Put that coffee down! Why? Because coffee is for closers. We all remember Stella Liebeck, right? The Albuquerque woman who spilled a cup of hot coffee on herself and then sued McDonalds. She put the coffee down and then set a precedence that we all need to go out of our way to make sure everyone is warned that the contents might be hot. I am shaking my head and have my hand across my face – picture the emoji.
We won’t ever change the consumer, but if we better understand their behavior, we can better prepare ourselves for some of the pitfalls of dealing with the general public.
In all seriousness, though, I have been thinking a lot lately about personal accountability. That is the belief that you are fully responsible for your own actions and consequences. It’s a choice, a mindset, and an expression of integrity.
I had a service writer stop by my office a few weeks ago, and he had a stack of papers in his hands. He saw my desk covered in paperwork and forms, as I was preparing a deal that was coming in shortly. He said, “Boy, you look busy, but I know you can do seven things at once.” I told him, “Lay it on me.” Long story short, we have a customer who purchased a 2011 Buick Enclave and also purchased a service contract six years ago, and he ended up needing a new engine five years ago. He forgot he had the service contract and went to a different repair facility and paid cash for the repair. He was wondering how we can make a claim, or if one could be made so he could get paid back. I explained to him that because of the requirement to have authorization first, and the amount of time that had passed, there was unfortunately nothing we were going to be able to do about this. I did tell him to remind the customer that he still has some coverage left, and that anything in the future, we would be happy to offer assistance.

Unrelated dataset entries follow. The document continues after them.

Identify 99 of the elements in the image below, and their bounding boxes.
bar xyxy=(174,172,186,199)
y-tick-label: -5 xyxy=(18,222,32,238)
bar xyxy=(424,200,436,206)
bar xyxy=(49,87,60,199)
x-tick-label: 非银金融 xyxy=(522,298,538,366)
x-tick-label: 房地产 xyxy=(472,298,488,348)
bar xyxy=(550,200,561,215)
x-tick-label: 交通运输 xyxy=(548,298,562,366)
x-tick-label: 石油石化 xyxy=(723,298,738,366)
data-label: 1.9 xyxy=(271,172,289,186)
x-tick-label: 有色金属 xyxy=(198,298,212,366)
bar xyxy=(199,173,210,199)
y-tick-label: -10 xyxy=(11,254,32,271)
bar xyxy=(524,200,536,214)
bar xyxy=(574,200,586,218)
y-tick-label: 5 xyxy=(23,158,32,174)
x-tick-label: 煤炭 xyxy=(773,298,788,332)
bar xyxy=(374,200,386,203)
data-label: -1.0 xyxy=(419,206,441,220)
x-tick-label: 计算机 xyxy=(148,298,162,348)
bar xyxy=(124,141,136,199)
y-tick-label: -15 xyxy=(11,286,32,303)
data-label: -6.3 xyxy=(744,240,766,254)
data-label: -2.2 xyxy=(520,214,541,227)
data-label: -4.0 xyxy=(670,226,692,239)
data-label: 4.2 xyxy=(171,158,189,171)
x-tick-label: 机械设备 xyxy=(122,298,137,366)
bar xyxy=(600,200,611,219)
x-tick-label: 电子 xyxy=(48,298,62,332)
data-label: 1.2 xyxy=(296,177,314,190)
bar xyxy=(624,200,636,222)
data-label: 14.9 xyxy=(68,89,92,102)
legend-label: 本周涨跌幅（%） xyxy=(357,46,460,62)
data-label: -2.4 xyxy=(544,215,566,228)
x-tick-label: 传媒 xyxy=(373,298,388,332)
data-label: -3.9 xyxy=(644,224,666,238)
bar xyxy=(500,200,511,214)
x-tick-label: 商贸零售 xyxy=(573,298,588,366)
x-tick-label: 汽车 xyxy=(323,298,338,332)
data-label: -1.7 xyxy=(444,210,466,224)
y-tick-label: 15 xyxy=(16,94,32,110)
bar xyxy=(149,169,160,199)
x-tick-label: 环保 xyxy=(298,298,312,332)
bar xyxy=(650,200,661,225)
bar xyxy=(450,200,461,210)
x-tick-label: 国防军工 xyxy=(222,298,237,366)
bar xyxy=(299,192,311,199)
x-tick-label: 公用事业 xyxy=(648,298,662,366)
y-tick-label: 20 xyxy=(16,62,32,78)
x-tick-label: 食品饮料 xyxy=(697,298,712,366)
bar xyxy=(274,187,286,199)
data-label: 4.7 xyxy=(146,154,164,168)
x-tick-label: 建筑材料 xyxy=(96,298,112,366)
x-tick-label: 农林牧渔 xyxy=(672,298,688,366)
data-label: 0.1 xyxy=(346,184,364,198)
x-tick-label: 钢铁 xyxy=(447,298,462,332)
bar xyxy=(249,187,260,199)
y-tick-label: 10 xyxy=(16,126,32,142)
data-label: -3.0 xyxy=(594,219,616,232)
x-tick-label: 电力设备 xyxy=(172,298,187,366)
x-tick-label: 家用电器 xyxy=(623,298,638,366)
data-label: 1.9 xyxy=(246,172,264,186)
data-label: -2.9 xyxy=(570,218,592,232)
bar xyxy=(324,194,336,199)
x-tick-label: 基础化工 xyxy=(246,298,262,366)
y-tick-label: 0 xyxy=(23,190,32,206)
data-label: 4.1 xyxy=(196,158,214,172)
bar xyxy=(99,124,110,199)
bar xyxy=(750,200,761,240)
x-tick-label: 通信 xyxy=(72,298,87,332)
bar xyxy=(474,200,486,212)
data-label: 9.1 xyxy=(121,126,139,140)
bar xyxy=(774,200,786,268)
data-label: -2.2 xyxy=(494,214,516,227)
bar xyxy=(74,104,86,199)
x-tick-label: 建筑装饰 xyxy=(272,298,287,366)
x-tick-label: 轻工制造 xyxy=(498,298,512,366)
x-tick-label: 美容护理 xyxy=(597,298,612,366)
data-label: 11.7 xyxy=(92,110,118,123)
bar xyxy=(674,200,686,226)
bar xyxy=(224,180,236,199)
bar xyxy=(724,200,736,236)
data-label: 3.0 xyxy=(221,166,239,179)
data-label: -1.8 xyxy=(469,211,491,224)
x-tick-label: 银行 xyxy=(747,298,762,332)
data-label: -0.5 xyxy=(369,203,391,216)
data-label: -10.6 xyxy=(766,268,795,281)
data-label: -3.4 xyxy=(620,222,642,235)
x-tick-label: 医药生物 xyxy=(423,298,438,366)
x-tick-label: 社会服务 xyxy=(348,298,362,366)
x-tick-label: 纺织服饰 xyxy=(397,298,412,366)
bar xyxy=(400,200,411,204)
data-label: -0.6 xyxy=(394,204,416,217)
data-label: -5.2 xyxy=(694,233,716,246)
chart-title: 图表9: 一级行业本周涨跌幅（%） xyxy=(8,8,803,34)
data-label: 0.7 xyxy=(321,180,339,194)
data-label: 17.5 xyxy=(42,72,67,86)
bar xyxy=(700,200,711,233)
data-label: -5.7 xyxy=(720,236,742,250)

Another customer who recently bought a vehicle from us co-signed for his son. They both live in California, but the son goes to school here in Colorado. The entire deal was done using the information provided by both customers, but using the California address. It was on all the papers they filled out, and they also have California driver’s licenses and insurance. We do the whole deal and send the paperwork to the father. He signs and then his son signs. The deal gets funded. A few weeks afterwards, the father is upset because he finds out the car has to have an inspection and VIN verification, and apparently this can only be done in California, where he lives. He tried to spin this around and make it somehow “our fault” for not asking more questions. As if we are mind readers or we are “living in his world.” How about the fact that you half listened when we explained the deal to you, and now we have somehow done this injustice, because your attention span has diminished?
There are a lot of people in this world that live with a mindset of “live in my world.” They do not pay attention when backing out of a parking space. They are oblivious when walking through a grocery store. They are the people having loud conversations on a cell phone in a public area or while sitting on an airplane. This is the person who accidentally slams into your shoulder when you’re holding a cocktail in a bar downtown, and they might apologize as they continue walking by, leaving your hand covered in whatever sticky beverage you were about to enjoy. This is the guy who is texting at the red light and after the grace period gets the horn because we like on-time stuff.
Actions have consequences. Everything we think, say, and do has consequences for ourselves and for others. Like ripples on a pond, our actions spread out and affect others because everything is interconnected. This applies inside the dealership more now than ever before. You can have all the forms in the world, signed and disclosed in a car deal. However, you will never be able to eliminate the growing lack of attention to detail that exists in the world today. Knowing that people want what they want when they want it, and that most of the time they are only giving you a part of their small attention, makes it even more important to try to outrun the contributory negligence of the consumer.
Everyone wants power and freedom, yet no one wants accountability. We won’t ever change the consumer, but if we better understand their behavior, we can better prepare ourselves for some of the pitfalls of dealing with the general public. Remember, contents may be hot.
Justin B Gasman is the financial services director at McCaddon Cadillac Buick GMC, Inc.